Many years ago, I heard a radio preacher say, the goal of the Christian life is to sin less. When I was young (and more optimistic) it made sense to me. After all, we are to become more like God and he is holy. So, we should, at least, be on the road to improvement. Like so many of the things I was told and I used to believe, it also sounded kind of weird, but I accepted it anyway.
There is the assumption that human beings can be effective in changing deeply ingrained behavioral patterns. But it seems like a punitive goal that our purpose in life is to clean up our act. It also seems a bit arrogant to think we can make ourselves like God.
I always felt I must be different than the rest of the people in the Christian faith because I wasn’t on some sort of upward trajectory in changing my thoughts, habits and actions for the better. For me, it was more of a step forward, followed by a step backward. Sometimes, I might even take two steps one way or the other, but I never felt as though I was miraculously delivered from a besetting sin. Thinking other people were miraculously delivered, left me feeling pretty depressed.
When I was a pastor and would ask people to evaluate their progress in following Christ. The response was always a matter of “more” or “less”. “I need to read my Bible more. I need to pray more. I need to witness more. I need to stop losing my temper. I need to stop looking at lustfully at other women.”
The church’s message has been, “You need to fix that.” “That” being whatever you feel guilty about and if you don’t feel guilty about it, you should.
If an alien who secretly landed on earth were to examine Christian books and listen to Christian radio, he would conclude we are a self-consumed, neurotic people, bent on attempts at self-improvement.

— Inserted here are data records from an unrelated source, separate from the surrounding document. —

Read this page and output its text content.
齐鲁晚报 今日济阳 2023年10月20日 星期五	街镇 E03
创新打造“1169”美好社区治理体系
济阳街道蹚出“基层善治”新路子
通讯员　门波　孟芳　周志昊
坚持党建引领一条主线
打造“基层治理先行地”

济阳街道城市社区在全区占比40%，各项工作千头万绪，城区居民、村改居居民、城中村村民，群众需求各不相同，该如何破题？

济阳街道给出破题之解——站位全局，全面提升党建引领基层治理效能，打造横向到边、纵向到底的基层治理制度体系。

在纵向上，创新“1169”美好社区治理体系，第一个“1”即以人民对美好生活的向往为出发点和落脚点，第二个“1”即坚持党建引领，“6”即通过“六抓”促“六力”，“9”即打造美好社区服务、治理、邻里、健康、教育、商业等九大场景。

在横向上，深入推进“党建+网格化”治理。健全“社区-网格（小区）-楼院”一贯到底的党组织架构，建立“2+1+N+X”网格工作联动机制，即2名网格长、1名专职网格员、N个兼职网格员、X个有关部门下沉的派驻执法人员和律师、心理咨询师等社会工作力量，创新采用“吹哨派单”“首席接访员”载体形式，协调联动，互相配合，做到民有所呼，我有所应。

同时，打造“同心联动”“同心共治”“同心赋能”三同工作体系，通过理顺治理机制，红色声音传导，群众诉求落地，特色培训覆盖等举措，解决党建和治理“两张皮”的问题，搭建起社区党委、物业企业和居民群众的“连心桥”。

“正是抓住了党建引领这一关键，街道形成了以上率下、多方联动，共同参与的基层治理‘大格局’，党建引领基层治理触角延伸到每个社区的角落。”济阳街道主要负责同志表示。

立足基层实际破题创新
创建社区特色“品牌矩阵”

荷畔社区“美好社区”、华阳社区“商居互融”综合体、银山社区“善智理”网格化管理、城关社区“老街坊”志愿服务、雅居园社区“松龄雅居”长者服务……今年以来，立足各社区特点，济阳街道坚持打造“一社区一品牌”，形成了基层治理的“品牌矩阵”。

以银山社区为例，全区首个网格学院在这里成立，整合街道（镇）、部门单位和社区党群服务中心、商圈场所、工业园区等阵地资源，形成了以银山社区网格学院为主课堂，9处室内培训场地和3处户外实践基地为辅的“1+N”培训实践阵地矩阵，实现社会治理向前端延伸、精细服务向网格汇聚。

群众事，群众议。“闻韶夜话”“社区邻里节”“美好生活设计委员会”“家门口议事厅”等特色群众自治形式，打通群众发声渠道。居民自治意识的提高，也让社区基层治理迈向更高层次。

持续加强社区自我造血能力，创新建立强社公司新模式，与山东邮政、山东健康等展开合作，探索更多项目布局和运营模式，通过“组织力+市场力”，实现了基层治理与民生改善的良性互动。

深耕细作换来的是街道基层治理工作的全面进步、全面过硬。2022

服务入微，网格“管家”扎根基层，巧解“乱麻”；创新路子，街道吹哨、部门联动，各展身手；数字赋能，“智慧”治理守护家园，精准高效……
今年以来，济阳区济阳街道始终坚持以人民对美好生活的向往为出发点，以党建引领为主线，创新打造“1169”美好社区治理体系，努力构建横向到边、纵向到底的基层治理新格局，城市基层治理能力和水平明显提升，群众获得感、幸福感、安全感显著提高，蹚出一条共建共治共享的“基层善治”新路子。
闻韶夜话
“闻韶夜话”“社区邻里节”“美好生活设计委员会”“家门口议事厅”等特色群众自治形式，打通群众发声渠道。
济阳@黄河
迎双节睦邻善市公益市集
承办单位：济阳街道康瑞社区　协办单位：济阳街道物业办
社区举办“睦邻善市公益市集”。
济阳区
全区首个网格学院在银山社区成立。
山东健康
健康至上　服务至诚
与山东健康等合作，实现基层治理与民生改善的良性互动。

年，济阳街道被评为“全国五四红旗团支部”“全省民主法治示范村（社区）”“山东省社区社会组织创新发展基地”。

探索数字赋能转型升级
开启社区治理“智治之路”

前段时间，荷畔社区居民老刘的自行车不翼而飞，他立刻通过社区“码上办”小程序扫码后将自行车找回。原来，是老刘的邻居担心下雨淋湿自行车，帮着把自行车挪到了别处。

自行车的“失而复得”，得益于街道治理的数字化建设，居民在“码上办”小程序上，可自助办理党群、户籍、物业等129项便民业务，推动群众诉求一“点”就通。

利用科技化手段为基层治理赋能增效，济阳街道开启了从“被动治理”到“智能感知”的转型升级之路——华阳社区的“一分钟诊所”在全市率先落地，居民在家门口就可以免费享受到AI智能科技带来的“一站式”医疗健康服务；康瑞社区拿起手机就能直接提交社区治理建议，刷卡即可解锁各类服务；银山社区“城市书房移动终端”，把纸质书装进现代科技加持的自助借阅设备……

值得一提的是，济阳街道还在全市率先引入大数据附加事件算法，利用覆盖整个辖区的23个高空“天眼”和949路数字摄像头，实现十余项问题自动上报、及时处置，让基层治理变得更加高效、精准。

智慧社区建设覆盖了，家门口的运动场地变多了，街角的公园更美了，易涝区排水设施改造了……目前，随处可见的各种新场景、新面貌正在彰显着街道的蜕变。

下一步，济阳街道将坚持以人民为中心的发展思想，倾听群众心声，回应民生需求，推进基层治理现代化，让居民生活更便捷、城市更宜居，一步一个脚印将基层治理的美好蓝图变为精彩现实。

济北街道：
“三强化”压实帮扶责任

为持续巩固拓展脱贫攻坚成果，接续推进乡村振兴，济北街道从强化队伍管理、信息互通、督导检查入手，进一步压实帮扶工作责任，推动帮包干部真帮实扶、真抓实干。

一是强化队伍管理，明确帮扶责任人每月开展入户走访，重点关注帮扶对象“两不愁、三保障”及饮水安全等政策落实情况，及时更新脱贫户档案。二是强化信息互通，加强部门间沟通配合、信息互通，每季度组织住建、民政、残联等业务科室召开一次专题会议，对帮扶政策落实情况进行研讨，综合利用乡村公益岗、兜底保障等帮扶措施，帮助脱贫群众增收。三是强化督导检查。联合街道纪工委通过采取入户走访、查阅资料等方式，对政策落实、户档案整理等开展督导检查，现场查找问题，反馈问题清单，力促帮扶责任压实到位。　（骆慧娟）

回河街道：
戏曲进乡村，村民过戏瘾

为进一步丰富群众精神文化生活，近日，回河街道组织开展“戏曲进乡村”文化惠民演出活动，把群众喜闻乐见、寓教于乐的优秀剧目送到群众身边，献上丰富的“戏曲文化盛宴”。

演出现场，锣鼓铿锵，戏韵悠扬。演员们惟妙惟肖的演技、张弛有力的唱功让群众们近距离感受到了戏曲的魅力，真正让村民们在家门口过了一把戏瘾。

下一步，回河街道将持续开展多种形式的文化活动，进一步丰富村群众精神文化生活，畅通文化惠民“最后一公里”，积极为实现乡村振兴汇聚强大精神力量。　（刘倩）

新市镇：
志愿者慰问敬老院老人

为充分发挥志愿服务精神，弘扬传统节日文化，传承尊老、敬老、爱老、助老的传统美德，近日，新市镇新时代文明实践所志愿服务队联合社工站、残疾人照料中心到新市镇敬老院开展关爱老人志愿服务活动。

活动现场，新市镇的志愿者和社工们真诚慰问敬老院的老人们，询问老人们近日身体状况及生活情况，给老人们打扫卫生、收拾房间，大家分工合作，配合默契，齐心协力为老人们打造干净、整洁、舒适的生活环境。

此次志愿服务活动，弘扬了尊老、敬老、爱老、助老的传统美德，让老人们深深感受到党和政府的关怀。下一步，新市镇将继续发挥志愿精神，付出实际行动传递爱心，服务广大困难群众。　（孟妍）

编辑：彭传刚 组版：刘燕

The church’s message to men is even worse. It’s emasculating. “Be a good husband and father. Be a good church member. Don’t do porn. Join in “the rah, rah” of the men’s ministry.” It is basically, “Be a good boy.”
The kind of Christianity I have described is anything but compelling. It is a negative message about trying to rein in sinful behavior, and it only increases our sense of guilt and does nothing to improve our behavior. It actually makes us want to engage in some more of that sinful and destructive behavior as a relief from the pain of continued failure.
It doesn’t sound much like Jesus’ message of giving up on attempts of self-reformation, accepting the fact that he has sacrificially paved the way for us to enjoy a relationship with God, and has given us immense personal meaning as we join him in his kingdom work.
What has been missing from the church’s proclamation is grace and a personal sense of meaning. It is positive message, a here-and-now message that brings meaning and fulfillment to our lives. If anything has the power to change those deeply ingrained behavioral patterns in our life, it is grace, not guilt.